Sarcocystis was found in 49 dog fecal samples (4.5%) and in only one cat (0.2%). In a recent study the prevalence of Sarcocystis spp was 0.3% in dogs from Calgary [8]. However, it is a common finding in dogs from northern and rural communities and is often found in co-infections with Taenia and Echinococcus spp. [4] (J. Schurer, E. Jenkins unpublished observations). Clinical disease in dogs and cats associated with Sarcocystis appears to be rare and Sarcocystis spp. in dogs and cats are generally considered not transmissible to humans [87,88].

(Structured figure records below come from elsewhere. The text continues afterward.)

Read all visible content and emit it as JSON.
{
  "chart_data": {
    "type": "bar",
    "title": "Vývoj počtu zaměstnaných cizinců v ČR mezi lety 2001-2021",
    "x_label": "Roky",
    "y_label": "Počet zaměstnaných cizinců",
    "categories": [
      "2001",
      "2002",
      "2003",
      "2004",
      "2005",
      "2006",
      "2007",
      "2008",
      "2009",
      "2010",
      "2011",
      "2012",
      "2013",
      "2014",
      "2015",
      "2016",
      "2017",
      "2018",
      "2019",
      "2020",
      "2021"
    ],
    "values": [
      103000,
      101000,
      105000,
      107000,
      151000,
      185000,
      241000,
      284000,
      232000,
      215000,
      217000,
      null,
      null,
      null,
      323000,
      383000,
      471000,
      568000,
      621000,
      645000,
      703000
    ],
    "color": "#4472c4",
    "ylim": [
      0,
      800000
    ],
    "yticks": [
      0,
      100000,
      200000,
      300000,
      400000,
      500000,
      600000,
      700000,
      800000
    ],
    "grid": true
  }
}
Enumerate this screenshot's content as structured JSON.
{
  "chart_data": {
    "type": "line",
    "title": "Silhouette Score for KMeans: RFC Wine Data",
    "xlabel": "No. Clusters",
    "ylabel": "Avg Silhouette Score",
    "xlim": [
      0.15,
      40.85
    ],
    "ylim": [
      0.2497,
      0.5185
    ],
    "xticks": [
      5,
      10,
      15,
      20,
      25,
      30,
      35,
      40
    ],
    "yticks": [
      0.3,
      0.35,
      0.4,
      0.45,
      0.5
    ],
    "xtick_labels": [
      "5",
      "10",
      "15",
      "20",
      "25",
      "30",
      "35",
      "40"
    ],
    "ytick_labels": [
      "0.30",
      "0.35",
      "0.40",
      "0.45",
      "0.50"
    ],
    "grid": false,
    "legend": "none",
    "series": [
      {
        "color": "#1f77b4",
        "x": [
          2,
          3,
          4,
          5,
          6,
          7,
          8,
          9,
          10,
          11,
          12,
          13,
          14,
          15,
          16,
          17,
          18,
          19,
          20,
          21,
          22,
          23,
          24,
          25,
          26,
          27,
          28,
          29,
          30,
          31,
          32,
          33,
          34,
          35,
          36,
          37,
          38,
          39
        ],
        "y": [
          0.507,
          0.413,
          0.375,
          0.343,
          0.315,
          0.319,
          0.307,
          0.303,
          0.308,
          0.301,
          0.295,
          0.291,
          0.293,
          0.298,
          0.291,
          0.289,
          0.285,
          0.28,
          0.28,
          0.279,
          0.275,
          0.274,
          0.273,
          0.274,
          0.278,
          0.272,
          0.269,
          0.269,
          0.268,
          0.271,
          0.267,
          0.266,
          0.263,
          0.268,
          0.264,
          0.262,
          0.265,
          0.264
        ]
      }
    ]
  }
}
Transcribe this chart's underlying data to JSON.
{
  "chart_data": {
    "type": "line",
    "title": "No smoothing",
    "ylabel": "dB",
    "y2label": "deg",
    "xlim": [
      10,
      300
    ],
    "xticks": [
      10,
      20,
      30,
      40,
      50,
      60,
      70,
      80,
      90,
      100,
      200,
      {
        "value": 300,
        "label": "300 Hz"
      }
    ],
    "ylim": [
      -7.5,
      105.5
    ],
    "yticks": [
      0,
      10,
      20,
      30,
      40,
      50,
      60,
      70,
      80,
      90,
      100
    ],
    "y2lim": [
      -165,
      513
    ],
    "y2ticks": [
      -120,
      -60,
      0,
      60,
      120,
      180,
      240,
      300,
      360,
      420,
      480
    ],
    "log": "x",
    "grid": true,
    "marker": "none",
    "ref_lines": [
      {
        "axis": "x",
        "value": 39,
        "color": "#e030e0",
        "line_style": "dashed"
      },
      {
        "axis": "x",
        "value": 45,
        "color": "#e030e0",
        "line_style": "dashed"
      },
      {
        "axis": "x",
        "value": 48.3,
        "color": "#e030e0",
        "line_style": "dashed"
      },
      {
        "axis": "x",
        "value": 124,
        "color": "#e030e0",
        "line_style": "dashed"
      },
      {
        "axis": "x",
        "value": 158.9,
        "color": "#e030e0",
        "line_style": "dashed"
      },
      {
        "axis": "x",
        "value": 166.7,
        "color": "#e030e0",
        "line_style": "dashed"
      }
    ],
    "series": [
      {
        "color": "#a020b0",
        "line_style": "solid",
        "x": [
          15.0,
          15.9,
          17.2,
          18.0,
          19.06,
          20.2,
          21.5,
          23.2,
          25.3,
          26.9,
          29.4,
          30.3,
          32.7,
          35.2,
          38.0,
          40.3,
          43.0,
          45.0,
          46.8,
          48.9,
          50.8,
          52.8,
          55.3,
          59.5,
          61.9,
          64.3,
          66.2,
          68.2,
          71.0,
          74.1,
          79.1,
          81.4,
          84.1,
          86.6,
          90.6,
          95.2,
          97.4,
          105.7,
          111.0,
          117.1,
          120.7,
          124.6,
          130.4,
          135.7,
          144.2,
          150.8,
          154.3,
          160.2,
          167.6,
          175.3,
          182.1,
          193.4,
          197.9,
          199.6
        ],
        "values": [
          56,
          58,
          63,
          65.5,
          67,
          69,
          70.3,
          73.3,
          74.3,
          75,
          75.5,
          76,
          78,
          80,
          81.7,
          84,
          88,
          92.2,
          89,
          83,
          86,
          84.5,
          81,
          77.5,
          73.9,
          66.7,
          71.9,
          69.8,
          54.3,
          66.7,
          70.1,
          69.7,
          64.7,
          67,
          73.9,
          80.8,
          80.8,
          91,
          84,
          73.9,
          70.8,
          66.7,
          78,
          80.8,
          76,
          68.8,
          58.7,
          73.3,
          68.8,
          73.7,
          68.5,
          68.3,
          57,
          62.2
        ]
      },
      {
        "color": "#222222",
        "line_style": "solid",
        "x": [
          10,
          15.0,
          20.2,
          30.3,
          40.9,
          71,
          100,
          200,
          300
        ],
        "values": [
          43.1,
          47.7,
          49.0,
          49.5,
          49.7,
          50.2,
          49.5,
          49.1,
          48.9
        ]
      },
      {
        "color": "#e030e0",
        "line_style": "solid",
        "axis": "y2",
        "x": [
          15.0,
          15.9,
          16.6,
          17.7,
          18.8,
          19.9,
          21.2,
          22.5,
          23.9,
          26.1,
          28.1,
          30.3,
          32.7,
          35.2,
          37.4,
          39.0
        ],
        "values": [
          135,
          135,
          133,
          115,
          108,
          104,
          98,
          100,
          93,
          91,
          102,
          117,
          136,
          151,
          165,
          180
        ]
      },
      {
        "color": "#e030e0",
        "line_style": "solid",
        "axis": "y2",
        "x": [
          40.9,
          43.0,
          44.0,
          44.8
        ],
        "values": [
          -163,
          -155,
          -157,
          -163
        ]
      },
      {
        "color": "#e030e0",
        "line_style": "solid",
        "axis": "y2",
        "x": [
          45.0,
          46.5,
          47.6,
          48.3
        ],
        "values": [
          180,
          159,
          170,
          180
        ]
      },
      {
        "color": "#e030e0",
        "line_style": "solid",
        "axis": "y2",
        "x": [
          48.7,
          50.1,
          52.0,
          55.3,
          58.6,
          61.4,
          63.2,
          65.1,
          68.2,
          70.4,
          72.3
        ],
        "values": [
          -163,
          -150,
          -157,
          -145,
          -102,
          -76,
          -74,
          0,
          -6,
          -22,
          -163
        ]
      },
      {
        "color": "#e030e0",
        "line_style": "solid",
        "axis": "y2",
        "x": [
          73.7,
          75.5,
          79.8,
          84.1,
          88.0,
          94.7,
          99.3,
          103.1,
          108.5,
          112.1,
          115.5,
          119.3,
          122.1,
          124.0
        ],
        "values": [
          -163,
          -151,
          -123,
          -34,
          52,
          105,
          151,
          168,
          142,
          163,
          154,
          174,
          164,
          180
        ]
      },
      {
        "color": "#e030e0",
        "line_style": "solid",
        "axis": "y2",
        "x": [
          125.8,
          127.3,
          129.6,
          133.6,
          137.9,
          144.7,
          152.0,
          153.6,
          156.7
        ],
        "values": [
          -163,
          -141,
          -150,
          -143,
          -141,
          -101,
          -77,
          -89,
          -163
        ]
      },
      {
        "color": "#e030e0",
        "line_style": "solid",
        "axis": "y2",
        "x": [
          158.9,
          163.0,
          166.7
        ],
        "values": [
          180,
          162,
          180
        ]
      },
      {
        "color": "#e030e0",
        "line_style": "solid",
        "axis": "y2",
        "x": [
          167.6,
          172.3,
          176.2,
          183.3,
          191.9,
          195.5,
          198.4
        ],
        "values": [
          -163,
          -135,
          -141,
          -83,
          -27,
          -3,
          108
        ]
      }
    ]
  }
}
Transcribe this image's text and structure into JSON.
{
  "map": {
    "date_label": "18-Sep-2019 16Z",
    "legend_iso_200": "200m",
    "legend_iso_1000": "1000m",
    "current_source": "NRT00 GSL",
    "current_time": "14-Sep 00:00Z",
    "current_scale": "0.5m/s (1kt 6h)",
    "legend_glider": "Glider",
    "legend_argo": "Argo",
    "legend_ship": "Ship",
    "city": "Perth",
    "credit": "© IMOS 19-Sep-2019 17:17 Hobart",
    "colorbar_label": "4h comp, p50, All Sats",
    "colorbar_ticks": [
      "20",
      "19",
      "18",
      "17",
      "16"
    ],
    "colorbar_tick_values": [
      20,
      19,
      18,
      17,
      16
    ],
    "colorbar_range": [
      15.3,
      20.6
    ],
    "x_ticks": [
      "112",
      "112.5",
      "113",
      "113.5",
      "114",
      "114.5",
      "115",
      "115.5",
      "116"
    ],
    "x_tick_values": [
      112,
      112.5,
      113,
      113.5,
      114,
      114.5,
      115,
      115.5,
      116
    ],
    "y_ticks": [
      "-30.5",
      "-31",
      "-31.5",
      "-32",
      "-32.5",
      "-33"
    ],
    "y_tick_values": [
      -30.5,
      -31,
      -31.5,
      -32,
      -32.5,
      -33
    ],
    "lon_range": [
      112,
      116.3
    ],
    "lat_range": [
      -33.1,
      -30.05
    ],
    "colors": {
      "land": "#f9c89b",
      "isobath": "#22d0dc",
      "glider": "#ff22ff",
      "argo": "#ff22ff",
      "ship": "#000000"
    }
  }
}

This study provides current information on the prevalence of canine and feline intestinal parasites in provincial shelters across Canada, and some guidance regarding regionally-appropriate parasiticide treatments and the risk of human infections with zoonotic species and genotypes. The application of these data, however, requires considerable caution. First, the data are based on a single sample examined with a globally-used technique of essentially variable sensitivities over a range of parasites [72,89-91]. Second, shelter animals were the subject of our study, and because of the low likelihood of parasiticide treatment relative to client-owned animals, they do represent the potential for pet exposure to parasites. Third, while the parasites occurred in dogs and cats across the Canadian provinces, transmission is regionally variable and depends on a particular sequence of events that leads to infection. This is among the reasons why the local knowledge of veterinarians and physicians about parasite occurrence and risk factors for infection is so important.


The parasite prevalence levels reported in this study reinforce the need to monitor pets across Canada, for intestinal parasites and to treat infected animals promptly and correctly with effective parasiticides. Animals adopted from shelters with untreated, or ineffectively treated, parasite infections pose ongoing risks for animal and human health. This reinforces the importance of strategies for prevention, which depend in part on shelter management and owner awareness of the sources and management options for parasites in their pets. This awareness can be greatly enhanced by veterinarians and their staff.

Veterinarians are an important source of information for pet owners and play a critical role in the initiation of education programs emphasizing the importance of preventive measures in reducing the risks of environmental contamination and zoonotic transmission [92]. In addition, periodic fecal monitoring of pets allows determination of the efficacy of the products being used, compliance with the recommended administration schedules and re-assessment of the therapeutic approach based on current patient health status.

The animal surveillance data from this study will help in the development of strategies, based on risk per geographic location for the prevention and response to endoparasites in pets and free-roaming and shelter animals in Canada.

Consent to publish

Consent to publish results of the fecal analysis conducted in this study was obtained from the participating shelters organizations.